Die Glockengießerei Grassmayr zeigt, wie wenig Tradition mit einem verstaubten Image zu tun haben muss. Sie bringen mit einer innovativen Technologie unter Einsatz von Habasit Bändern neuen Schwung in ihre Branche.

Der Klang einer Glocke ist etwas Unverwechselbares. Ihn auf Papier zu bringen schier unmöglich. Jeder kennt und erinnert sich an ein ganz bestimmtes Glockenläuten. Sei es der erste Schlag nach dem Ja-Wort in der Kirche oder das Erklingen der Glocken am Weihnachtsabend. Der Klang begleitet einen das ganze Leben. Verantwortlich für die Lebensdauer einer Glocke und die Schaffung neuer ist die Glockengießerei Grassmayr.

Seit dem Jahr 1599 werden in der Tiroler Manufaktur Grassmayr tonnenschwere Meisterwerke aus Bronze hergestellt und zum Erklingen gebracht. Aus Innsbruck werden Glocken in über 100 Länder geliefert. Mit viel Fingerspitzengefühl arbeiten sie bereits in der 14. Generation an dem perfekten Glockenklang. Von Vater zu Sohn wird das Wissen weitergegeben und weiterentwickelt.

„Die Stradivari unter den Glocken“
Die Nachkriegsjahre verändern den Markt stark. Der Bedarf an Kirchenglocken geht zurück und jeder Auftrag ist hart umkämpft. Für viele Gießereien ist das ein Grund aufzuhören, nicht aber für das Unternehmen der Grassmayrs. In alter Manier setzen sie auf Forschung und Weiterentwicklung. Mithilfe der Fachhochschule Kempten arbeiten sie an einer Innovation im Glockenbau. Das Ziel: einen unverwechselbaren Klang zu erzeugen, der auf hoher Qualität basiert – sozusagen die „Stradivari unter den Glocken“.

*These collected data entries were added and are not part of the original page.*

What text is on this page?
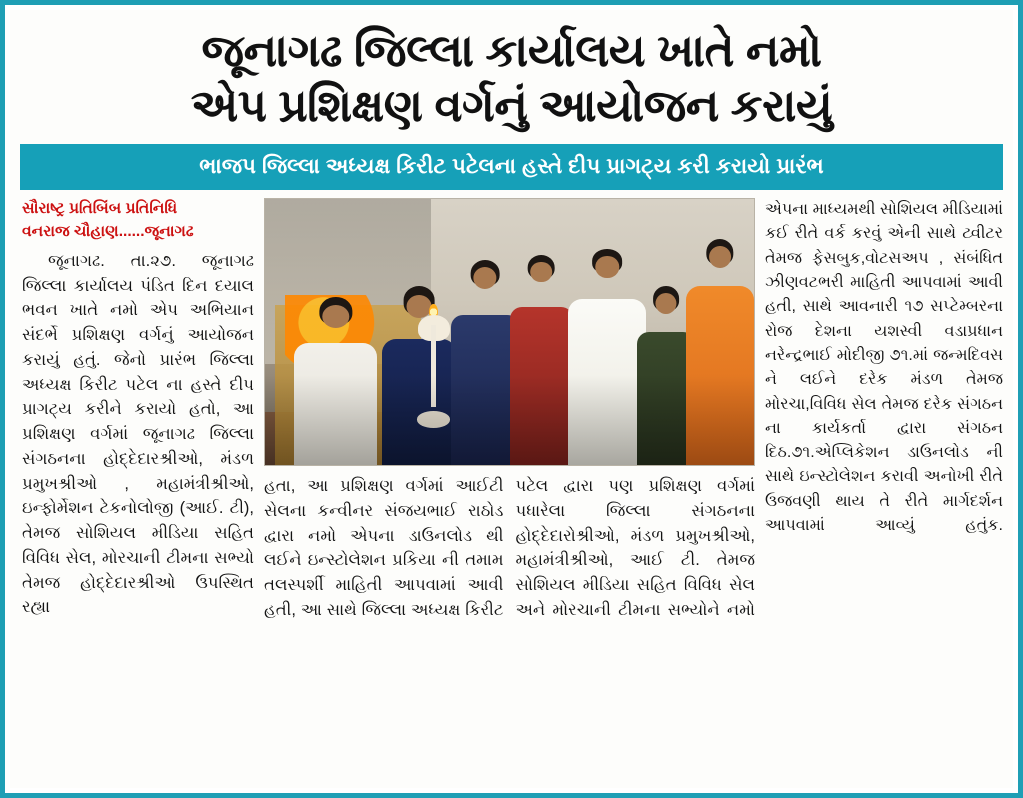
જૂનાગઢ જિલ્લા કાર્યાલય ખાતે નમો
એપ પ્રશિક્ષણ વર્ગનું આયોજન કરાયું
ભાજપ જિલ્લા અધ્યક્ષ કિરીટ પટેલના હસ્તે દીપ પ્રાગટ્ય કરી કરાયો પ્રારંભ
સૌરાષ્ટ્ર પ્રતિબિંબ પ્રતિનિધિ
વનરાજ ચૌહાણ......જૂનાગઢ

જૂનાગઢ. તા.૨૭. જૂનાગઢ જિલ્લા કાર્યાલય પંડિત દિન દયાલ ભવન ખાતે નમો એપ અભિયાન સંદર્ભે પ્રશિક્ષણ વર્ગનું આયોજન કરાયું હતું. જેનો પ્રારંભ જિલ્લા અધ્યક્ષ કિરીટ પટેલ ના હસ્તે દીપ પ્રાગટ્ય કરીને કરાયો હતો, આ પ્રશિક્ષણ વર્ગમાં જૂનાગઢ જિલ્લા સંગઠનના હોદ્દેદારશ્રીઓ, મંડળ પ્રમુખશ્રીઓ , મહામંત્રીશ્રીઓ, ઇન્ફોર્મેશન ટેકનોલોજી (આઈ. ટી), તેમજ સોશિયલ મીડિયા સહિત વિવિધ સેલ, મોરચાની ટીમના સભ્યો તેમજ હોદ્દેદારશ્રીઓ ઉપસ્થિત રહ્યા

હતા, આ પ્રશિક્ષણ વર્ગમાં આઈટી સેલના કન્વીનર સંજયભાઈ રાઠોડ દ્વારા નમો એપના ડાઉનલોડ થી લઈને ઇન્સ્ટોલેશન પ્રકિયા ની તમામ તલસ્પર્શી માહિતી આપવામાં આવી હતી, આ સાથે જિલ્લા અધ્યક્ષ કિરીટ

પટેલ દ્વારા પણ પ્રશિક્ષણ વર્ગમાં પધારેલા જિલ્લા સંગઠનના હોદ્દેદારોશ્રીઓ, મંડળ પ્રમુખશ્રીઓ, મહામંત્રીશ્રીઓ, આઈ ટી. તેમજ સોશિયલ મીડિયા સહિત વિવિધ સેલ અને મોરચાની ટીમના સભ્યોને નમો

એપના માધ્યમથી સોશિયલ મીડિયામાં કઈ રીતે વર્ક કરવું એની સાથે ટ્વીટર તેમજ ફેસબુક,વોટસઅપ , સંબંધિત ઝીણવટભરી માહિતી આપવામાં આવી હતી, સાથે આવનારી ૧૭ સપ્ટેમ્બરના રોજ દેશના યશસ્વી વડાપ્રધાન નરેન્દ્રભાઈ મોદીજી ૭૧.માં જન્મદિવસ ને લઈને દરેક મંડળ તેમજ મોરચા,વિવિધ સેલ તેમજ દરેક સંગઠન ના કાર્યકર્તા દ્વારા સંગઠન દિઠ.૭૧.એપ્લિકેશન ડાઉનલોડ ની સાથે ઇન્સ્ટોલેશન કરાવી અનોખી રીતે ઉજવણી થાય તે રીતે માર્ગદર્શન આપવામાં આવ્યું હતુંક.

Die Revolution des traditionsreichen Handwerks ist eine Herausforderung an Mensch und Material. Kaum ist das Problem erkannt und ein Lösungsweg gefunden, fehlt nur noch der geeignete Werkstoff. Das Familienunternehmen investiert viel Zeit und Liebe zum Detail in die Findung des letzten Puzzlestückes – einem Dämpfmaterial für den Klöppel. Das Material soll die Schwingung zwischen dem massiven Glockenkörper und dem Klöppel in Einklang bringen.

Ein ungewöhn­liches Paar
Ein steiniger Weg, der auch von einigen Rückschlägen geprägt ist, führt die Entwickler zu Habasit. Die Lösung des Problems ist das Bandmaterial SNB-18E 07. In mehreren Lagen Habasit Bändern wird der Klöppel am Drehpunkt eingebunden. Das Ergebnis: Eine hohe Zugfestigkeit und eine verbesserte Körperschalldämmung ermöglichen den außergewöhnlichen Glockenklang.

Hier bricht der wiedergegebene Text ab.